Producing homemade beer and wine is outlawed in Alabama but that could change very soon. A proposed bill could make homebrewing legal.
Alabama and Mississippi are the only two states in the country that have yet to legalize homebrewing and some people here think it's time for that to change.
Lee Harrison owns a store in Cloverdale that sells equipment for beer and wine making. He says he opened the store because he's optimistic that Alabama will soon legalize homebrewing. Harrison says although the hobby is illegal, some people in Alabama still take part in it.
"There are homebrew clubs in Montgomery that have regular meetings and tasting events and it's something that's been in this state for a long time," he says.
A bill will be proposed in the upcoming legislative session and if passed, it would do away with what some call a form of prohibition.

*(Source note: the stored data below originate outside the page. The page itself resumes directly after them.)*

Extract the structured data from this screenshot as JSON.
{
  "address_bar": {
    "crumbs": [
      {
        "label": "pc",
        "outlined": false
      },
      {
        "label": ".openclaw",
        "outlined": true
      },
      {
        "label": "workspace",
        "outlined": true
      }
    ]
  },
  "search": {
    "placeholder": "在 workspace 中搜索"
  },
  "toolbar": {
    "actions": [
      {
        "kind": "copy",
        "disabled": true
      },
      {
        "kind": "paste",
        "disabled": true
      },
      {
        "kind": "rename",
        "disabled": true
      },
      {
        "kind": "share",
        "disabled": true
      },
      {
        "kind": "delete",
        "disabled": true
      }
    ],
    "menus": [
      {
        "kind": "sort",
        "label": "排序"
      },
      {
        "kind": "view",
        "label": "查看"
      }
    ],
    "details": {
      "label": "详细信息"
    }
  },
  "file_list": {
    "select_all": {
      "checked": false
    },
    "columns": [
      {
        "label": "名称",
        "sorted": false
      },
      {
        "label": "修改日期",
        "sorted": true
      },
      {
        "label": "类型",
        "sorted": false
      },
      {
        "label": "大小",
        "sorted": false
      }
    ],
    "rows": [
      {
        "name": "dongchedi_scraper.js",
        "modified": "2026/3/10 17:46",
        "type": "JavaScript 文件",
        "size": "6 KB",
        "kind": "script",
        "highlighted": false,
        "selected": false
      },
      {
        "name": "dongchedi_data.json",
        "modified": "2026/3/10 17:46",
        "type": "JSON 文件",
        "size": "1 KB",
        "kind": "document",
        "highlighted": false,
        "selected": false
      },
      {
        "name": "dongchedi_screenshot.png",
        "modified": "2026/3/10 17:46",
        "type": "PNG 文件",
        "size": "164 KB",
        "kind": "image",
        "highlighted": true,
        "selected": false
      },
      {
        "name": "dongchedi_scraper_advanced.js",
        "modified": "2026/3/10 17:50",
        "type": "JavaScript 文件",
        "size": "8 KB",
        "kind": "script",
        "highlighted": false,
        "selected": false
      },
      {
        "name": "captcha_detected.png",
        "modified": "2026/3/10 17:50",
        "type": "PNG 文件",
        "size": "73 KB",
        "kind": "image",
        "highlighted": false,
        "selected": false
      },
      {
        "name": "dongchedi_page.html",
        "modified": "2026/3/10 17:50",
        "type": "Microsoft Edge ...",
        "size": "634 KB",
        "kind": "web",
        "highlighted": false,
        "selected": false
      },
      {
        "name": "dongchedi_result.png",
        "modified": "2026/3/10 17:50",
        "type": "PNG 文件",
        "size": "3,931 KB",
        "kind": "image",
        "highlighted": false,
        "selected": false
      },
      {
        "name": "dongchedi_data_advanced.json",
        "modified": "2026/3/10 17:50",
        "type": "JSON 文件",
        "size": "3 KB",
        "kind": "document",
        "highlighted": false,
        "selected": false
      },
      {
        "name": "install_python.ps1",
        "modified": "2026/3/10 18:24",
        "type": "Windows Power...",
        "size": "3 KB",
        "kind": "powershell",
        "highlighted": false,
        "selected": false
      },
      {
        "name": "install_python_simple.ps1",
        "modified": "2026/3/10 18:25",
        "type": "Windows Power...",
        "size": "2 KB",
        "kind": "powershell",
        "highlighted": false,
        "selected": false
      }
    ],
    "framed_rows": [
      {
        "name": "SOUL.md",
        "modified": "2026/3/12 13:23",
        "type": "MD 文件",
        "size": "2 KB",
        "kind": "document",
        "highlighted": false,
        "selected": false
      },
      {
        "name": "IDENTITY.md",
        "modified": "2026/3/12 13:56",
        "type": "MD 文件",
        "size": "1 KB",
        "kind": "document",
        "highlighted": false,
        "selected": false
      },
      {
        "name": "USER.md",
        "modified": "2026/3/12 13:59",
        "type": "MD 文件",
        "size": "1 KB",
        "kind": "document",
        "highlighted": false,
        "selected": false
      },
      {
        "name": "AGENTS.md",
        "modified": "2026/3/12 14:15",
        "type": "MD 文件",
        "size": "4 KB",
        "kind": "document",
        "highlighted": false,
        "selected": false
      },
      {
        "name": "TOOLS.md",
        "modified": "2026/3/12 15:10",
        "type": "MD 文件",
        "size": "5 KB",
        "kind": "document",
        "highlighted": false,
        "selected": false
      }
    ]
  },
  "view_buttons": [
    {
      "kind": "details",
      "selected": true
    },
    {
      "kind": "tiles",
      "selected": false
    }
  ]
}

But not everyone is on board with trying to legalize it.
"There are a lot of people who think that homebrewing is dangerous because kids will get involved in it," says Harrison.
And sergeant Wayne Mackey of the Alabama Alcoholic Beverage Control Board says underage drinking and homebrewing abuse is a definite possibility.
"With homebrewing, you lose a certain aspect of control," says Mackey. "Then you end up with a situation where you have several under-aged individuals that are all living in a house and they're all brewing this beer at home."
If the bill does pass, Mackey says the ABC board will be watchful of those engaging in the craft.
"We will take measures obviously to continue doing our mission to provide that service to the public. One aspect is to enforce under-aged drinking laws," he says.
Still, others say the perception of those who brew their own alcohol needs to change.
"The home-brewers aren't moon shiners," says Bob Parker of the Railway Brewing Compnay. "These aren't guys and girls in the backwoods that are creating beer to dodge and tax revenue guys. I don't think brewing beer at you're house is going to hurt the distributors, the brewers, or people like us- we brew beer here."
There still are some restrictions to homebrewing in the proposed bill. For example, only beer and wine can be homemade. Making Vodka, Bourbon, Whiskey or any stronger alcohol is prohibited.
A similar bill was passed through the House last year, but did not get through the Senate.